In [67]:
import CaboCha
import re

In [47]:
def parse():
    '''
    neko.txt.cabpchaを作る
    '''
    with open("./neko.txt") as f:
        with open("./neko.txt.cabocha","w") as outFile:
            cabocha = CaboCha.Parser()
            for line in f:
                outFile.write(cabocha.parse(line).toString(CaboCha.FORMAT_LATTICE))
            

In [18]:
class Morph:
    '''
    形態素を表すクラス
    surface:表層系
    base:基本形
    pos:品詞
    po1:品詞再分類
    '''
    def __init__(self,surface,base,pos,pos1):
        self.surface=surface
        self.base=base
        self.pos=pos
        self.pos1=pos1
    
    def __str__(self):
        '''オブジェクトの文字列表現'''
        return 'surface[{}]\tbase[{}]\tpos[{}]\tpos1[{}]'\
            .format(self.surface, self.base, self.pos, self.pos1)

    


# 40

In [42]:
def neco_lines():
    '''
    係り受け解析結果のジェネレータ
    '''
    with open("./neko.txt.cabocha") as f:
        morphs=[]
        for line in f:
            if line=="EOS\n":
                yield morphs
                morphs=[]
            else:
                if line[0]=='*':
                    continue
                else:
                    cols = line.split('\t')
                    res_cols=cols[1].split(',')
                    newM=Morph(cols[0],res_cols[6],res_cols[0],res_cols[1])
                    print("NewEntry")
                    print(newM)
                    morphs.append(
                       newM
                    )
    raise StopIteration

In [49]:
parse()

In [52]:
for i,morphs in enumerate(neco_lines(),1):
    print("i->",i)
    if i==10:
        for morph in morphs:
            print(morph)
        break

NewEntry
surface[一]	base[一]	pos[名詞]	pos1[数]
i-> 1
i-> 2
NewEntry
surface[　]	base[　]	pos[記号]	pos1[空白]
NewEntry
surface[吾輩]	base[吾輩]	pos[名詞]	pos1[代名詞]
NewEntry
surface[は]	base[は]	pos[助詞]	pos1[係助詞]
NewEntry
surface[猫]	base[猫]	pos[名詞]	pos1[一般]
NewEntry
surface[で]	base[だ]	pos[助動詞]	pos1[*]
NewEntry
surface[ある]	base[ある]	pos[助動詞]	pos1[*]
NewEntry
surface[。

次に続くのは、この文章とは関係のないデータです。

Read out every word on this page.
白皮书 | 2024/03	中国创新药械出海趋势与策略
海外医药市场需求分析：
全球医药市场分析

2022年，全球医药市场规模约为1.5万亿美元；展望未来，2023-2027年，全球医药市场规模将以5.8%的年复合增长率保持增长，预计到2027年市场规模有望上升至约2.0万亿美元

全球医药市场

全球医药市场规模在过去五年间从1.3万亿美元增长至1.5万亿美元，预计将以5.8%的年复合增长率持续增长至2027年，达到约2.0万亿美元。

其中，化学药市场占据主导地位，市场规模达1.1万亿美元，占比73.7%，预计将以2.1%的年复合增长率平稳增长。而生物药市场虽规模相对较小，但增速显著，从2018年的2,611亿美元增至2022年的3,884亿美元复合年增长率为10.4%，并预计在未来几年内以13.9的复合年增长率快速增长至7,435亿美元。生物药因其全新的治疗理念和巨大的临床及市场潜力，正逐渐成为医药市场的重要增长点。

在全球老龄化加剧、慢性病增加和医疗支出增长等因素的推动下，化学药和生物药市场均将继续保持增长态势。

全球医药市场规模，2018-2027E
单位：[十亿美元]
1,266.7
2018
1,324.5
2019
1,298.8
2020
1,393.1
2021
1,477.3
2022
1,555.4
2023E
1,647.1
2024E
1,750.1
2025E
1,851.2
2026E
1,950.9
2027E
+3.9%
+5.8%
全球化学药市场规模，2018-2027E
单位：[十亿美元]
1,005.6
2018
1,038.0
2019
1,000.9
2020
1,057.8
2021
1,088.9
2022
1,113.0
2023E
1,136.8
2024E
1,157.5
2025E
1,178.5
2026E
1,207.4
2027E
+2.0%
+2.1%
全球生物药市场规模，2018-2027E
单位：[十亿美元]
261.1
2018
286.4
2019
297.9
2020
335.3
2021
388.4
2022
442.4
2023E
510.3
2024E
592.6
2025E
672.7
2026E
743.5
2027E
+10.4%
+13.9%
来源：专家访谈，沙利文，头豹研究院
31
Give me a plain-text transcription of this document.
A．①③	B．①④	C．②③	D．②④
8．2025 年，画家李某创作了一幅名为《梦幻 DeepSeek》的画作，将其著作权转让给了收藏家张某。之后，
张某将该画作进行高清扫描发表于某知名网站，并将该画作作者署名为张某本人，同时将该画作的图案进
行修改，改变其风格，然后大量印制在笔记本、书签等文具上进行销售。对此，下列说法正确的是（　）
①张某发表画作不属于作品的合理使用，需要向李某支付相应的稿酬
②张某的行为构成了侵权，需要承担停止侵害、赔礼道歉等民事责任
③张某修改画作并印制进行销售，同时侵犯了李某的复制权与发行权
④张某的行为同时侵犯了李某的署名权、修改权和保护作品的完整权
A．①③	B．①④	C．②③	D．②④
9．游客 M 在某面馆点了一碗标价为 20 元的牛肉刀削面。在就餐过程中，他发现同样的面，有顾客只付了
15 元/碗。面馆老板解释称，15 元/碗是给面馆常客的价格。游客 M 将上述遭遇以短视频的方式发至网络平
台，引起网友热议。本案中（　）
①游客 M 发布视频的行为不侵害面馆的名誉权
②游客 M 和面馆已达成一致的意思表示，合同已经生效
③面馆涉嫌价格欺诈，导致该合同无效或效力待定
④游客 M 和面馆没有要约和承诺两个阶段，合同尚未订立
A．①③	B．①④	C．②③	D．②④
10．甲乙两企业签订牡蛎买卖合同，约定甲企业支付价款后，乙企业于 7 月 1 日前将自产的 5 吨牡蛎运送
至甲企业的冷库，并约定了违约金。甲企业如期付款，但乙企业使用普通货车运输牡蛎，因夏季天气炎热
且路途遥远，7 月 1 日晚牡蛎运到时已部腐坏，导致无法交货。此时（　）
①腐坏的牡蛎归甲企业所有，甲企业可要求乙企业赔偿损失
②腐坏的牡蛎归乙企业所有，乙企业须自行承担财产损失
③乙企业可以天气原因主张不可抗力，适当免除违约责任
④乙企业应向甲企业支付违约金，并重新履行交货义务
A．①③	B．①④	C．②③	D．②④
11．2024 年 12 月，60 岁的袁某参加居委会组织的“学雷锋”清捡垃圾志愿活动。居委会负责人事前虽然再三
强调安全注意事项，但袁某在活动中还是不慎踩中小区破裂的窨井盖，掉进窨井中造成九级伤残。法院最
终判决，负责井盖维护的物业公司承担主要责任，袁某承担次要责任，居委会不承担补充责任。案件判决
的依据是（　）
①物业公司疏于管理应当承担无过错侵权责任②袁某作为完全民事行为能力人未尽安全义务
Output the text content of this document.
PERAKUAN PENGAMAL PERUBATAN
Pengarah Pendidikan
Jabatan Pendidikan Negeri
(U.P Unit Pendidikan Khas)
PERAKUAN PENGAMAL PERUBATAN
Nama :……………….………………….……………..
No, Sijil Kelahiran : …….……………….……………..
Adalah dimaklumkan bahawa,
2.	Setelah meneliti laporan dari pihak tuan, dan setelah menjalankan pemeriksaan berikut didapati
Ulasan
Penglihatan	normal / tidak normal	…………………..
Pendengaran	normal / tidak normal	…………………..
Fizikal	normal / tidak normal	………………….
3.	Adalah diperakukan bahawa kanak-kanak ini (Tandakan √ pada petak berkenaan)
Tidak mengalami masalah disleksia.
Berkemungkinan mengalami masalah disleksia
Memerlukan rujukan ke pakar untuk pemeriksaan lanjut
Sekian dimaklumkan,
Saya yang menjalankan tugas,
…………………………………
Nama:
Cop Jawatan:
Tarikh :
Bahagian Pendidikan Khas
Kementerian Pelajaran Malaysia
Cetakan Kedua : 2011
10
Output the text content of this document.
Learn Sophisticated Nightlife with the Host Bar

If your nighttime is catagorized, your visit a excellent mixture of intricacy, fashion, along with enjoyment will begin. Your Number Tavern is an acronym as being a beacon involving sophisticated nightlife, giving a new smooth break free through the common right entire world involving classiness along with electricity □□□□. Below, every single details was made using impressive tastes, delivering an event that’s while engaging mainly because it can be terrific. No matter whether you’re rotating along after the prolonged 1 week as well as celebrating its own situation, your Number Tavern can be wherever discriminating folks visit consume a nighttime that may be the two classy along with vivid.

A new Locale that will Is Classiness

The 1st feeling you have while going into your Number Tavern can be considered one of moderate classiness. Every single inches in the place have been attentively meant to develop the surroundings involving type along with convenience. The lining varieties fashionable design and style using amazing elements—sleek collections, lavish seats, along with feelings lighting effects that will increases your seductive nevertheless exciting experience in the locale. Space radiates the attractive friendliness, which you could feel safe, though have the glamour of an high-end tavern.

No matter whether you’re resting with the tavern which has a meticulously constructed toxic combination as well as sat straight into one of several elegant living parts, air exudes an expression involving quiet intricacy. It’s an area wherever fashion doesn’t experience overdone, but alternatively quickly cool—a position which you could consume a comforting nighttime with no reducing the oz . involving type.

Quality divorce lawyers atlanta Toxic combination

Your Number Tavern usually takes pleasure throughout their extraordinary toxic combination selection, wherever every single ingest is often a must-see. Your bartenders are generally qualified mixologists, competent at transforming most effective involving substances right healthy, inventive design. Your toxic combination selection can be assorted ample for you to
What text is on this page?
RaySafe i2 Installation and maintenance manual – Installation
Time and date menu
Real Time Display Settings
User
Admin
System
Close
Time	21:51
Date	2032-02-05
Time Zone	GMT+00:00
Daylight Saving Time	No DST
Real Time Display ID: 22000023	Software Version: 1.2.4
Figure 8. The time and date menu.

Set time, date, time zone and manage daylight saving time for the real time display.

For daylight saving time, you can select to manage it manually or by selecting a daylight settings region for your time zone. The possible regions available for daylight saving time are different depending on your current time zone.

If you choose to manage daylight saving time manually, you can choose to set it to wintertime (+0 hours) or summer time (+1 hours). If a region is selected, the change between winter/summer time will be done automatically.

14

]	base[。]	pos[記号]	pos1[句点]
i-> 3
NewEntry
surface[名前]	base[名前]	pos[名詞]	pos1[一般]
NewEntry
surface[は]	base[は]	pos[助詞]	pos1[係助詞]
NewEntry
surface[まだ]	base[まだ]	pos[副詞]	pos1[助詞類接続]
NewEntry
surface[無い]	base[無い]	pos[形容詞]	pos1[自立]
NewEntry
surface[。]	base[。]	pos[記号]	pos1[句点]
i-> 4
i-> 5
NewEntry
surface[　]	base[　]	pos[記号]	pos1[空白]
NewEntry
surface[どこ]	base[どこ]	pos[名詞]	pos1[代名詞]
NewEntry
surface[で]	base[で]	pos[助詞]	pos1[格助詞]
NewEntry
surface[生れ]	base[生れる]	pos[動詞]	pos1[自立]
NewEntry
surface[た]	base[た]	pos[助動詞]	pos1[*]
NewEntry
surface[か]	base[か]	pos[助詞]	pos1[副助詞／並立助詞／終助詞]
NewEntry
surface[とんと]	base[とんと]	pos[副詞]	pos1[一般]
NewEntry
surface[見当]	base[見当]	pos

## 41

In [62]:
class Chunk:
    '''
    文節を表す
    morphs:Morphのkisut
    dst: かかり先文節のインデックス番号
    srcs:かかり元文節のインデックス番号のlist
    '''
    def __init__(self):
        self.morphs=[]
        self.srcs=[]
        self.dst=-1
    
    def __str__(self):
        
        surface = ''
        for morph in self.morphs:
            surface += morph.surface
        return '{}\tsrcs{}\tdst[{}]'.format(surface, self.srcs, self.dst)


In [69]:
def chunk_lines():
    with open("./neko.txt.cabocha") as file:
        chunks=dict()
        idx=-1
        
        for line in file:
            if line=="EOS\n":
                if len(chunks)>0:
                    sorted_tuple = sorted(chunks.items(),key=lambda x:x[0])
                    yield list(zip(*sorted_tuple))[1]
                    chunks.clear()
                else:
                    yield []
                
            elif line[0]=="*":
                cols=line.split(' ')
                idx=int(cols[1])
                dst = int(re.search(r'(.*?)D',cols[2]).group(1))
                
                if idx not in chunks:
                    chunks[idx]=Chunk()
                chunks[idx].dst=dst
                
                if dst != -1:
                    if dst not in chunks:
                        chunks[dst]=Chunk()
                    chunks[dst].srcs.append(idx)
            else:
                cols = line.split("\t")
                res_cols=cols[1].split(",")
                
                chunks[idx].morphs.append(
                    Morph(
                        cols[0],
                        res_cols[6],
                        res_cols[0],
                        res_cols[1])
                )

In [65]:
parse()

In [71]:
for i,chunks in enumerate(chunk_lines(),1):
    if i==8:
        for j,chunk in enumerate(chunks):
            print("[{}]{}".format(j,chunk))
        break

[0]吾輩は	srcs[]	dst[5]
[1]ここで	srcs[]	dst[2]
[2]始めて	srcs[1]	dst[3]
[3]人間という	srcs[2]	dst[4]
[4]ものを	srcs[3]	dst[5]
[5]見た。	srcs[0, 4]	dst[-1]